Bajo la desganada mirada del Director, que estaba junto a la reja, los presos se reunieron a debatir mientras los guardias observaban la escena desde lejos. Frattini y Milla tomaron la palabra:
-        Nos entregamos. Si no, la va a pagar todo el Pabellón.
Los demás asintieron.
Al fin, Frattini llamó al Director y dio por terminado el motín. Lentamente, los presos regresaron a sus celdas. Cuando todos estuvieron dentro, el celador activó el mecanismo y las rejas se cerraron. Frattini, Milla y otros dos permanecieron en sus lugares, con las manos en alto. Sólo entonces el Director dio la orden de que los guardias se acercaran. Formaron dos filas en torno a la puerta para custodiar la salida de los cuatro cabecillas. La reja del Pabellón se abrió con un ruido metálico. El Director invitó a Frattini y a los demás a salir. Así lo hicieron, con las manos a la espalda. A medida que pasaban por el cerco de guardias, recibieron una descarga de insultos, golpes y patadas. El ataque era feroz, pero sólo podía ser el prólogo de un largo y cruel castigo: encierro, picana, torturas. De pronto, Frattini vio que Milla se llevaba una mano a la boca, retiraba la Gillette que tenían escondida bajo la lengua y comenzó a cortarse los brazos para evitar la picana.

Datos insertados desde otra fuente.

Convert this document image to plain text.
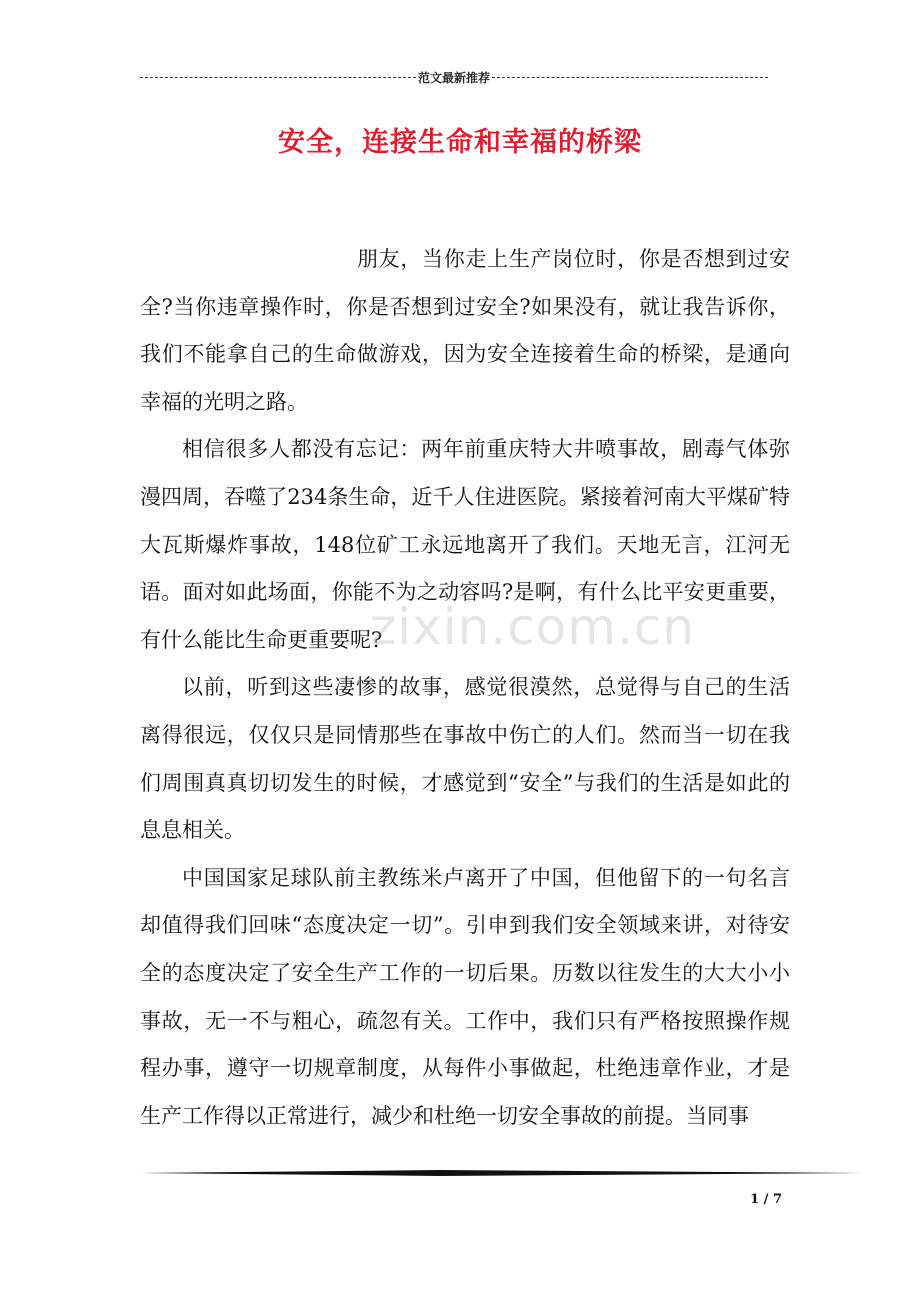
范文最新推荐
安全，连接生命和幸福的桥梁

朋友，当你走上生产岗位时，你是否想到过安全?当你违章操作时，你是否想到过安全?如果没有，就让我告诉你，我们不能拿自己的生命做游戏，因为安全连接着生命的桥梁，是通向幸福的光明之路。

相信很多人都没有忘记：两年前重庆特大井喷事故，剧毒气体弥漫四周，吞噬了234条生命，近千人住进医院。紧接着河南大平煤矿特大瓦斯爆炸事故，148位矿工永远地离开了我们。天地无言，江河无语。面对如此场面，你能不为之动容吗?是啊，有什么比平安更重要，有什么能比生命更重要呢?

以前，听到这些凄惨的故事，感觉很漠然，总觉得与自己的生活离得很远，仅仅只是同情那些在事故中伤亡的人们。然而当一切在我们周围真真切切发生的时候，才感觉到“安全”与我们的生活是如此的息息相关。

中国国家足球队前主教练米卢离开了中国，但他留下的一句名言却值得我们回味“态度决定一切”。引申到我们安全领域来讲，对待安全的态度决定了安全生产工作的一切后果。历数以往发生的大大小小事故，无一不与粗心，疏忽有关。工作中，我们只有严格按照操作规程办事，遵守一切规章制度，从每件小事做起，杜绝违章作业，才是生产工作得以正常进行，减少和杜绝一切安全事故的前提。当同事

zixin.com.cn
1 / 7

Pronto, los brazos de Milla comenzaron a sangrar a chorros.
-        González, pare esa hemorragia – gritó el Director, desesperado, temiendo que si Milla moría le cayera un destacamento de funcionarios judiciales.
Inmediatamente, González y otro guardia tomaron a Milla e intentaron detener la sangre con sus manos. Milla gritaba, dolorido y excitado por el dolor, mientras su sangre se derramaba por las manos de los guardias.
-        Deje eso oficial – dijo el Director.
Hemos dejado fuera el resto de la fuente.